Criticado por agir com corporativismo e evitar punições severas a procuradores e promotores que extrapolam suas funções, o Conselho Nacional do Ministério Público passou por momentos de tensão em 2021. A Câmara dos Deputados colocou em pauta proposta de emenda à Constituição (PEC 5/2021) para alterar a sua composição e restringir a autonomia dos membros do MP na análise dos processos que lhe são confiados. O projeto uniu membros de todos os ramos do Ministério Público em forte reação, com movimentos coordenados pelas associações de classe. O substituto levado pelo relator à votação na Câmara foi derrotado por apenas 11 votos, em outubro de 2021, mas o presidente da casa, deputado Arthur Lira (PP-AL), promete pautar o texto original da PEC em 2022.

Três pontos principais geraram preocupação na categoria. O primeiro previa que o corregedor do CNMP fosse um membro da carreira indicado pelo Legislativo — hoje ele é eleito entre os conselheiros do órgão. O segundo aumentava o número de conselheiros de 14 para 17, ampliando o número de indicados pelo Congresso e diminuindo uma indicação do MPU. O terceiro permitia que o CNMP anulasse atos de procuradores e promotores, o
que só pode ocorrer por decisão judicial.

Na semana da votação da PEC na Câmara, o Plenário do CNMP referendou a instauração de processo administrativo disciplinar contra onze membros do MPF e uma do MP de Sergipe. O conselho apurou que membros da extinta força-tarefa “lava jato”, no Rio de Janeiro, vazaram para a imprensa o conteúdo de duas denúncias contra os ex-senadores Edson Lobão e Romero Jucá que estavam em sigilo.
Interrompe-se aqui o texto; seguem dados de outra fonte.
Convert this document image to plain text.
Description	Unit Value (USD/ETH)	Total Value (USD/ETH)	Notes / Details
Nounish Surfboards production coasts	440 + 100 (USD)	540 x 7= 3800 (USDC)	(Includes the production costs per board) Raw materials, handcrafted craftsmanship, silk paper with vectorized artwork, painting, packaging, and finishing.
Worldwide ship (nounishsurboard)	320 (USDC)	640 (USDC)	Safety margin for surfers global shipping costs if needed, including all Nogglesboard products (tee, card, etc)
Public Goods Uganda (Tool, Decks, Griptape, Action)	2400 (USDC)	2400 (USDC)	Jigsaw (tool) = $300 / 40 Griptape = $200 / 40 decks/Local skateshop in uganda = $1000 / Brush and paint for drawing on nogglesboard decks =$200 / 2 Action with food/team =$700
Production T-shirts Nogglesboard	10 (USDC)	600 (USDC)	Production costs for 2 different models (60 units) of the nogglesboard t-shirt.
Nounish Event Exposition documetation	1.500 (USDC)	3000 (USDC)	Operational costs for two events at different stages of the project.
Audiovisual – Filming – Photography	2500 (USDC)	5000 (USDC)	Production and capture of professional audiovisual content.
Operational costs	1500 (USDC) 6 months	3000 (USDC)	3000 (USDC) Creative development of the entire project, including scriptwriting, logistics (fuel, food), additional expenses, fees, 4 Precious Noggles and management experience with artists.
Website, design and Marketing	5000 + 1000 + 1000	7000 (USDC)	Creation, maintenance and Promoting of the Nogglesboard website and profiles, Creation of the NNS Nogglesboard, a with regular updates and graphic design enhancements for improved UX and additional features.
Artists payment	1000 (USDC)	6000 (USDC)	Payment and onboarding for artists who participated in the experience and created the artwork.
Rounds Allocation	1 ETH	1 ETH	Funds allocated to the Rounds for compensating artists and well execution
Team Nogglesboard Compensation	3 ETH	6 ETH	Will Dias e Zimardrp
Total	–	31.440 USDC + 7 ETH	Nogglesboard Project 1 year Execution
A Corregedoria Nacional sugeriu como punição suspensão por 30 dias.

O Plenário aplicou, ainda, a pena de demissão — a única no ano — ao procurador da República no Paraná Diogo Castor de Mattos, responsável pela encomenda de outdoor em Curitiba enaltecendo os membros da “lava jato” no estado. Para o conselho, o fato violou a instituição, propiciando a segregação entre os membros que atuaram na operação e os demais. O colegiado também censurou outro procurador “lavajatista” por fazer manifestações sobre as eleições para a presidência do Senado, em 2019, entendendo que as declarações ultrapassaram os limites da simples crítica e da liberdade de expressão.

Para o conselho, cabe aos membros do Ministério Público zelar pela lisura dos processos eleitorais. Assim, seus integrantes não podem se manifestar a favor ou contra determinado candidato ou partido político. Também deslocou um promotor de Justiça do MP da Bahia do meio ambiente por falta de produtividade, afirmando que a atuação exclusivamente por provocação não se identifica com o modelo proativo do Ministério Público.
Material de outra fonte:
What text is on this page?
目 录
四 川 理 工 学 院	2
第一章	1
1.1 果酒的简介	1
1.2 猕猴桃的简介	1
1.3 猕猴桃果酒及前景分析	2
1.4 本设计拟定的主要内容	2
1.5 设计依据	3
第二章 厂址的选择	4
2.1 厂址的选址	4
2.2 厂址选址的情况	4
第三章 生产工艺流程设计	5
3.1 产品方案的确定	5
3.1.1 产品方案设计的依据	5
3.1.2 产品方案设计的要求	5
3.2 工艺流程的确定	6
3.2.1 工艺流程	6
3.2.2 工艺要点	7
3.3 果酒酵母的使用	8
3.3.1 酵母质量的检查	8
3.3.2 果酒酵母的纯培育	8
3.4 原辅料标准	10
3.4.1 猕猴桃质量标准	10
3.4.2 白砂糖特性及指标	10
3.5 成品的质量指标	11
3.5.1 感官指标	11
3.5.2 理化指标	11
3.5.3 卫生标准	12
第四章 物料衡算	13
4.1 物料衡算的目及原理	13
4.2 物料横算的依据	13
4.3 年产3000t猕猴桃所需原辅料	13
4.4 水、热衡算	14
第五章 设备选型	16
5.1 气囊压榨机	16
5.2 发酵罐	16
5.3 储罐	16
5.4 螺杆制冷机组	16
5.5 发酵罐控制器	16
O CNMP instaurou correição extraordinária em todas as unidades do Ministério Público dos estados e da União, para apurar a aquisição de ferramentas para interceptação telefônica. Também baixou resolução que fixou que coaching não é atividade docente, sendo proibida a sua prática por membros do MP, principalmente porque não garante transparência perante os órgãos da administração superior, inclusive sobre a declaração anual de patrimônio.

Pelo histórico, o conselho tem se mostrado muito propositivo, mas pouco corretivo. Foram 24 sanções aplicadas em 2020 e 22 em 2021, e não houve nenhuma pena de disponibilidade compulsória. Em 2021, até novembro, tinham sido julgados 766 casos. O conselho aplicou oito suspensões, cinco advertências e quatro censuras. Chama a atenção, no entanto, que o Plenário do conselho instaurou muito mais procedimentos em 2021: foram 914 contra 529 do ano anterior.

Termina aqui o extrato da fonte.